L'hymne de Chabbat Lekha Dodi donne ce vers :
סוֹף מַעֲשֶׂה בְּמַחֲשָׁבָה תְּחִלָּה
« La fin de l'acte est première dans la pensée. »
Ce qui paraît dernier dans l'exécution peut avoir été premier dans l'intention.
Ce principe est essentiel à une lecture Hava Kadmona de Malchout. La Sefira la plus basse apparaît après tout le reste, mais si le dessein divin est une demeure en bas, alors toute la descente était déjà orientée vers elle.
Malchout était dernière dans la séquence.
Elle n'était pas dernière dans la finalité.
Telle est la grandeur cachée de la dernière Sefira.
Imaginez un architecte qui passe des années en plans, calculs et fondations. La maison reçoit finalement une table de salle à manger. La table apparaît presque absurdement tard dans la séquence. Le béton est venu d'abord. L'acier est venu d'abord. Murs, câblage, plomberie, toiture et contrôles sont venus d'abord.

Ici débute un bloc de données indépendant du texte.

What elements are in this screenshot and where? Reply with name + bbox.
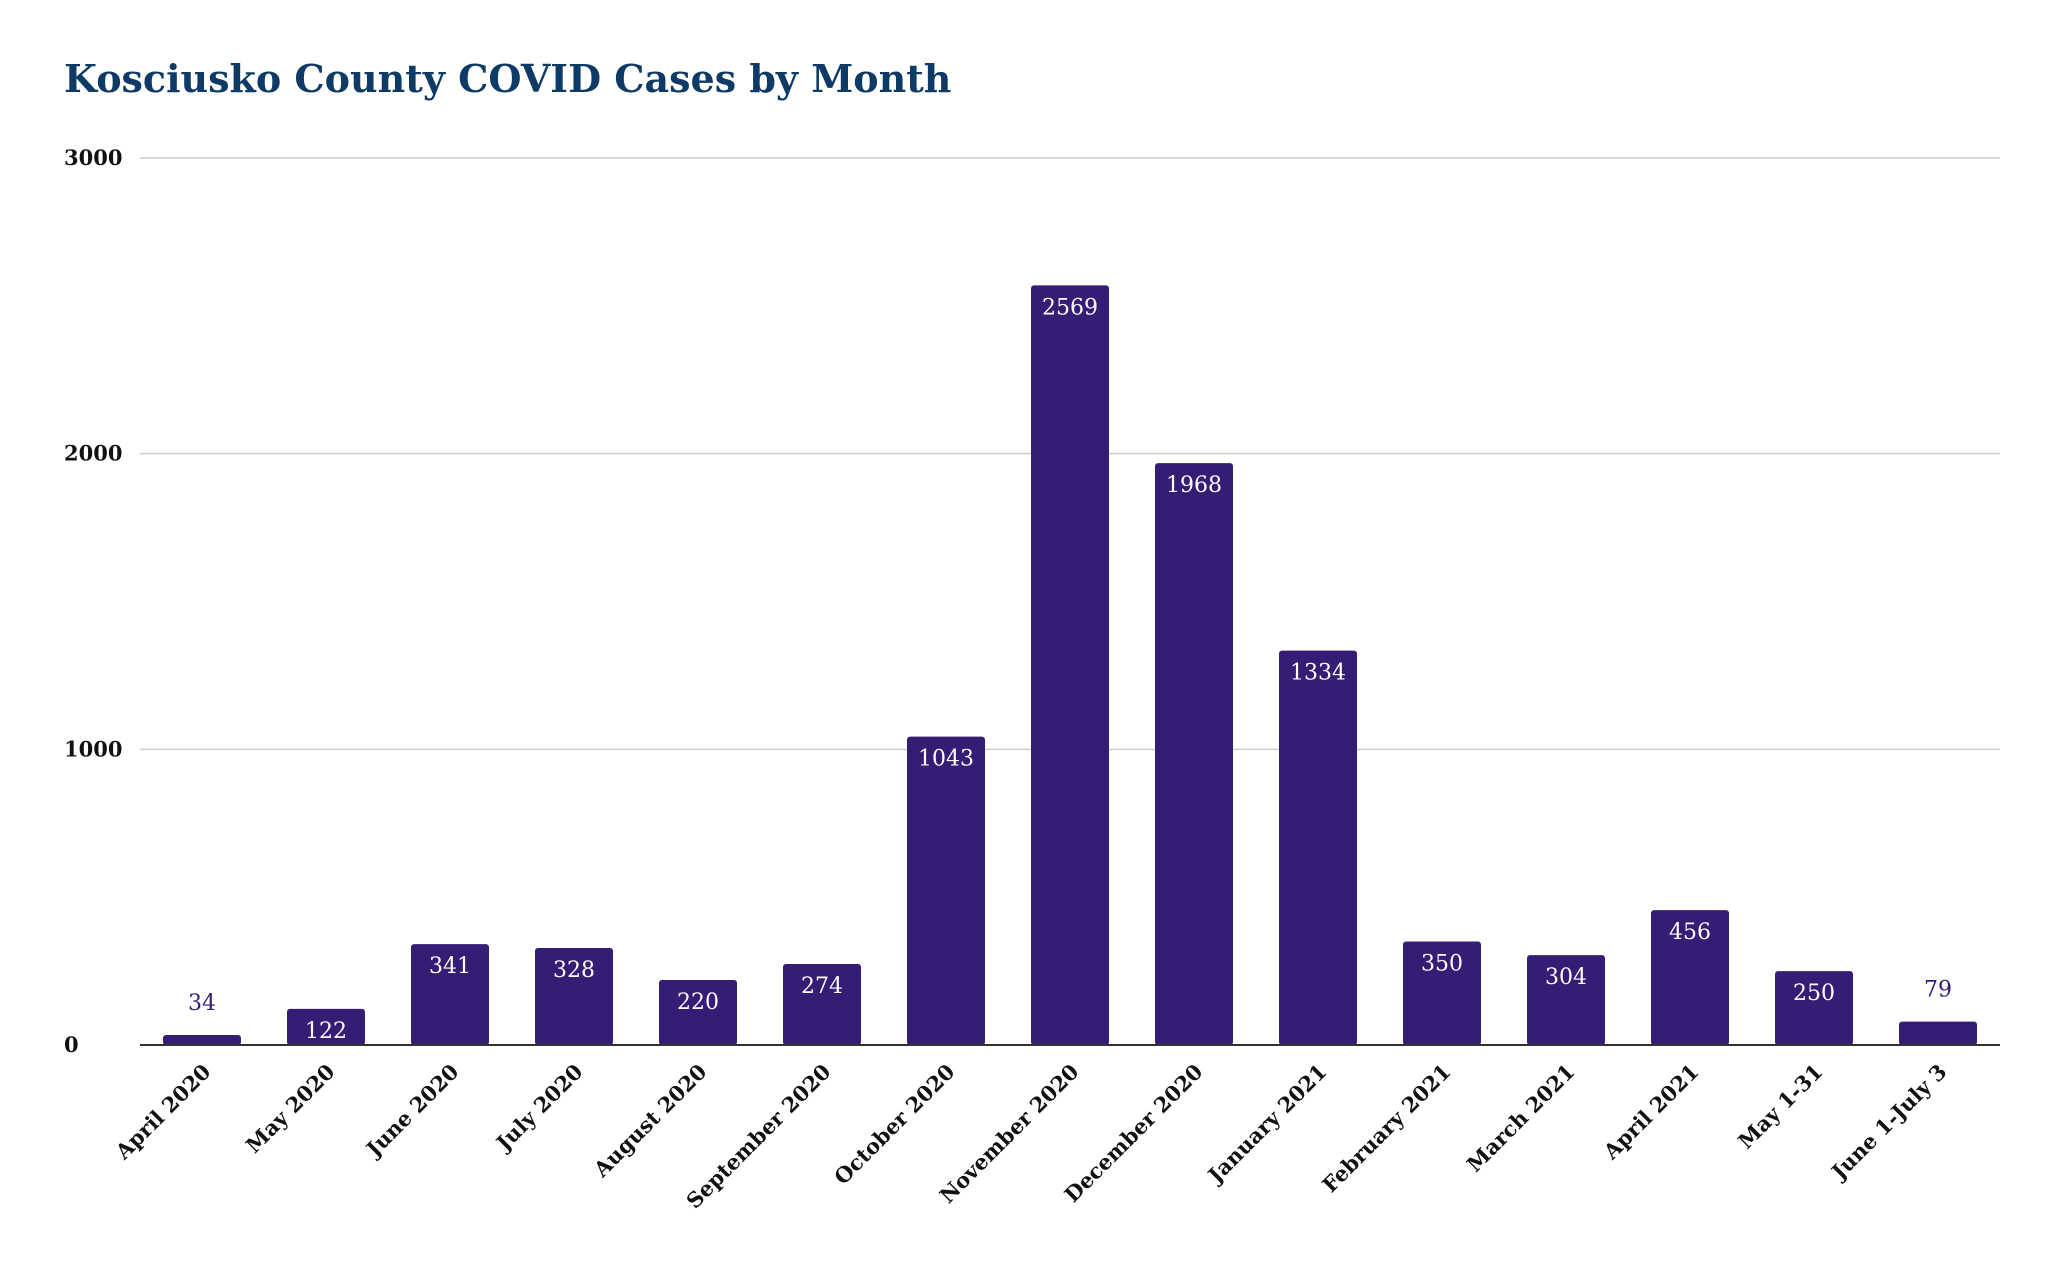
bar	[659, 979, 737, 1045]
bar	[1403, 941, 1481, 1045]
data-label: 1968	[1166, 473, 1222, 498]
bar	[535, 948, 613, 1045]
x-category-label: December 2020	[1059, 1059, 1207, 1207]
data-label: 456	[1669, 920, 1711, 945]
data-label: 250	[1793, 981, 1835, 1006]
bar	[1155, 463, 1233, 1045]
y-tick-label: 0	[64, 1032, 79, 1057]
bars	[163, 285, 1977, 1045]
x-category-label: August 2020	[588, 1059, 712, 1183]
bar	[1527, 955, 1605, 1045]
bar	[907, 736, 985, 1045]
data-label: 79	[1924, 978, 1952, 1003]
x-category-label: February 2021	[1317, 1059, 1455, 1197]
x-category-label: January 2021	[1202, 1059, 1332, 1189]
x-category-label: May 1-31	[1733, 1059, 1828, 1154]
data-label: 274	[801, 974, 843, 999]
y-tick-label: 1000	[64, 736, 122, 761]
data-label: 1334	[1290, 661, 1346, 686]
x-category-label: July 2020	[490, 1059, 588, 1157]
bar	[1651, 910, 1729, 1045]
data-label: 350	[1421, 952, 1463, 977]
x-category-label: May 2020	[241, 1059, 340, 1158]
x-category-label: November 2020	[934, 1059, 1083, 1208]
data-label: 328	[553, 958, 595, 983]
bar	[783, 963, 861, 1045]
x-category-label: March 2021	[1462, 1059, 1580, 1177]
bar	[411, 944, 489, 1045]
bar	[1279, 650, 1357, 1045]
x-axis-categories: April 2020 May 2020 June 2020 July 2020 Augu…	[110, 1059, 1952, 1213]
data-label: 2569	[1042, 295, 1098, 320]
x-category-label: June 2020	[360, 1059, 464, 1163]
bar	[1031, 285, 1109, 1045]
x-category-label: April 2020	[110, 1059, 216, 1165]
y-axis-ticks: 0 1000 2000 3000	[64, 145, 122, 1057]
x-category-label: April 2021	[1598, 1059, 1704, 1165]
bar	[163, 1034, 241, 1045]
data-label: 1043	[918, 747, 974, 772]
data-labels: 34 122 341 328 220 274 1043 2569 1968 1334 350 304 4…	[188, 295, 1952, 1043]
x-category-label: June 1-July 3	[1825, 1059, 1951, 1185]
y-tick-label: 3000	[64, 145, 122, 170]
data-label: 122	[305, 1019, 347, 1044]
y-tick-label: 2000	[64, 441, 122, 466]
x-category-label: October 2020	[829, 1059, 960, 1190]
data-label: 341	[429, 954, 471, 979]
data-label: 34	[188, 991, 216, 1016]
chart-title: Kosciusko County COVID Cases by Month	[64, 56, 952, 101]
data-label: 220	[677, 990, 719, 1015]
bar	[287, 1008, 365, 1045]
bar	[1775, 971, 1853, 1045]
bar	[1899, 1021, 1977, 1045]
data-label: 304	[1545, 965, 1587, 990]
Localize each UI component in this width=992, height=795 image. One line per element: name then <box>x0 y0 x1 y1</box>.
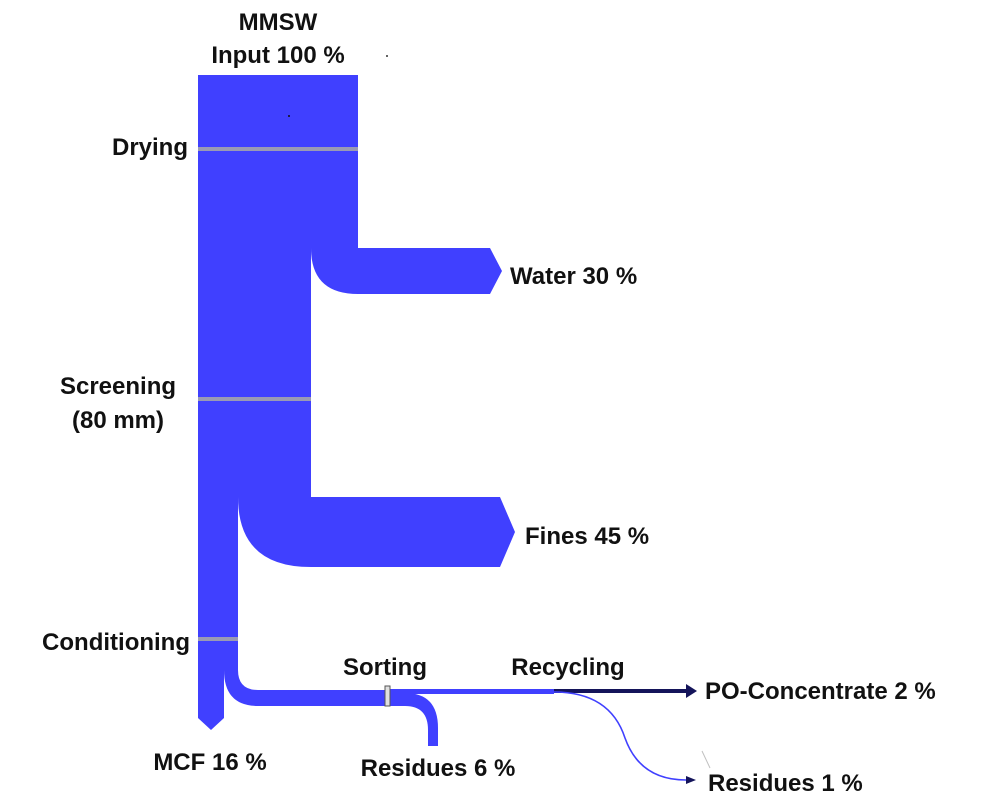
flow-drying-to-screening <box>198 150 311 400</box>
flow-screening-to-conditioning <box>198 400 238 640</box>
flow-residues-sorting <box>388 693 438 746</box>
input-label-line1: MMSW <box>239 9 318 36</box>
flow-fines <box>238 400 515 567</box>
screening-label-line1: Screening <box>60 373 176 400</box>
dot-mark <box>288 115 290 117</box>
flow-po-concentrate <box>554 689 686 693</box>
flow-residues-recycling <box>553 691 687 781</box>
separator-screening <box>198 397 311 401</box>
po-concentrate-arrowhead <box>686 684 697 698</box>
flow-water <box>311 150 502 294</box>
screening-label-line2: (80 mm) <box>72 407 164 434</box>
residues-recycling-label: Residues 1 % <box>708 770 863 795</box>
po-concentrate-label: PO-Concentrate 2 % <box>705 678 936 705</box>
conditioning-label: Conditioning <box>42 629 190 656</box>
separator-drying <box>198 147 358 151</box>
flow-mcf <box>198 640 224 730</box>
stray-mark <box>701 750 711 769</box>
recycling-label: Recycling <box>511 654 624 681</box>
residues-sorting-label: Residues 6 % <box>361 755 516 782</box>
dot-mark <box>386 55 388 57</box>
residues-recycling-arrowhead <box>686 776 696 784</box>
water-label: Water 30 % <box>510 263 637 290</box>
flow-sorting <box>224 640 388 706</box>
mcf-label: MCF 16 % <box>153 749 266 776</box>
flow-input <box>198 75 358 150</box>
fines-label: Fines 45 % <box>525 523 649 550</box>
drying-label: Drying <box>112 134 188 161</box>
flow-sorting-to-recycling <box>388 689 554 694</box>
sorting-label: Sorting <box>343 654 427 681</box>
separator-conditioning <box>198 637 238 641</box>
separator-sorting <box>384 685 391 707</box>
input-label-line2: Input 100 % <box>211 42 344 69</box>
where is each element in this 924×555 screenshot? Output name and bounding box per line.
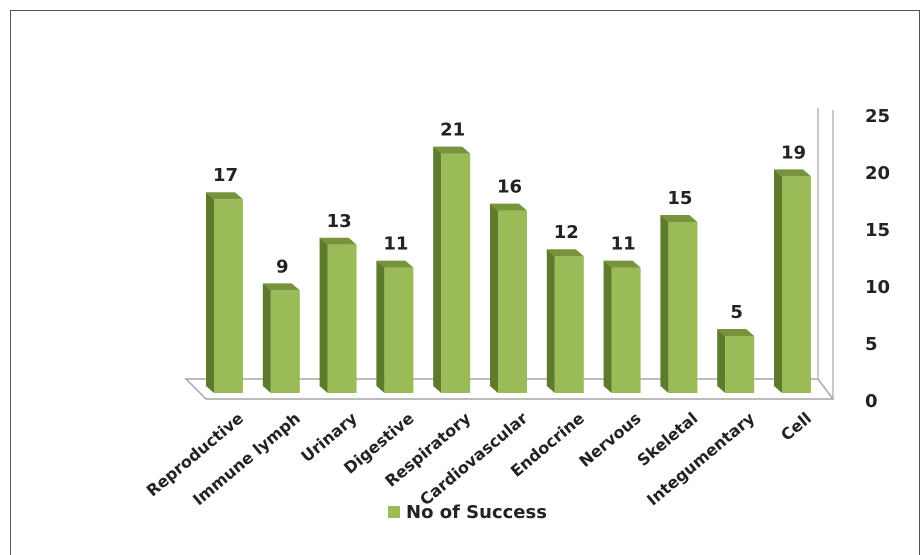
bar-side — [660, 215, 669, 393]
data-label: 9 — [276, 256, 289, 277]
bar — [262, 283, 300, 393]
bar-front — [782, 176, 811, 393]
bar-top — [319, 237, 357, 245]
category-label: Immune lymph — [189, 409, 304, 510]
legend: No of Success — [388, 502, 547, 523]
y-tick-label: 25 — [865, 106, 890, 127]
bar-front — [725, 336, 755, 393]
legend-label: No of Success — [406, 502, 547, 523]
bar — [376, 260, 414, 393]
data-label: 16 — [497, 177, 522, 198]
bar — [717, 329, 755, 393]
bar — [433, 146, 471, 393]
y-tick-label: 5 — [865, 334, 878, 355]
bar-front — [554, 256, 584, 393]
bar-top — [603, 260, 641, 268]
y-tick-label: 20 — [865, 163, 890, 184]
bar-top — [206, 192, 243, 200]
bar-side — [262, 283, 271, 393]
chart-frame — [10, 10, 920, 555]
bar-front — [441, 153, 471, 393]
bar — [319, 237, 357, 393]
bar-side — [433, 146, 442, 393]
category-label: Reproductive — [143, 408, 247, 500]
data-labels: 17 9 13 11 21 16 12 11 15 5 19 — [213, 120, 806, 323]
bar-top — [490, 203, 527, 211]
y-tick-label: 15 — [865, 220, 890, 241]
bars — [206, 146, 811, 393]
bar-side — [490, 203, 498, 393]
data-label: 5 — [730, 302, 743, 323]
data-label: 11 — [611, 234, 636, 255]
bar — [603, 260, 641, 393]
data-label: 21 — [440, 120, 465, 141]
bar-top — [774, 169, 811, 177]
bar-front — [327, 244, 357, 393]
bar — [774, 169, 811, 393]
y-tick-label: 0 — [865, 391, 878, 412]
bar-side — [376, 260, 385, 393]
data-label: 12 — [554, 222, 579, 243]
bar-side — [206, 192, 214, 393]
legend-swatch — [388, 506, 400, 518]
bar-top — [660, 215, 698, 222]
bar — [660, 215, 698, 393]
data-label: 11 — [383, 234, 408, 255]
data-label: 19 — [781, 142, 806, 163]
bar-top — [717, 329, 755, 336]
bar-front — [270, 290, 300, 393]
bar-top — [433, 146, 471, 154]
bar-side — [319, 237, 328, 393]
bar-side — [546, 249, 555, 393]
bar-front — [498, 210, 527, 393]
category-label: Cell — [777, 409, 815, 445]
bar-top — [262, 283, 300, 291]
bar-top — [376, 260, 414, 268]
bar — [546, 249, 584, 393]
category-label: Nervous — [575, 409, 644, 471]
bar-front — [384, 267, 414, 393]
data-label: 15 — [667, 188, 692, 209]
y-axis: 0 5 10 15 20 25 — [865, 106, 890, 412]
bar-side — [774, 169, 782, 393]
bar — [206, 192, 243, 393]
y-tick-label: 10 — [865, 277, 890, 298]
bar — [490, 203, 527, 393]
data-label: 17 — [213, 165, 238, 186]
bar-top — [546, 249, 584, 257]
bar-front — [214, 199, 243, 393]
bar-front — [668, 222, 698, 393]
bar-side — [717, 329, 726, 393]
data-label: 13 — [327, 211, 352, 232]
bar-front — [611, 267, 641, 393]
bar-side — [603, 260, 612, 393]
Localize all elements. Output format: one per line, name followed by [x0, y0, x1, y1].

Mais si le but était une maison où des gens s'assiéraient ensemble, mangeraient, parleraient, riraient et vivraient, alors la table était présente dans l'intention avant que la première fondation ne fût coulée.
L'échafaudage est venu plus tôt.
La demeure était la raison.
C'est exactement le genre de renversement que le cadre Hava Kadmona souligne lorsqu'il dit que l'extrémité réceptrice actualise la finalité, et lorsqu'il avertit qu'un échafaudage ne saurait à lui seul servir de maison.
Malchout est la table.
Non parce qu'elle serait prosaïque.
Mais parce que c'est là que la maison devient un foyer.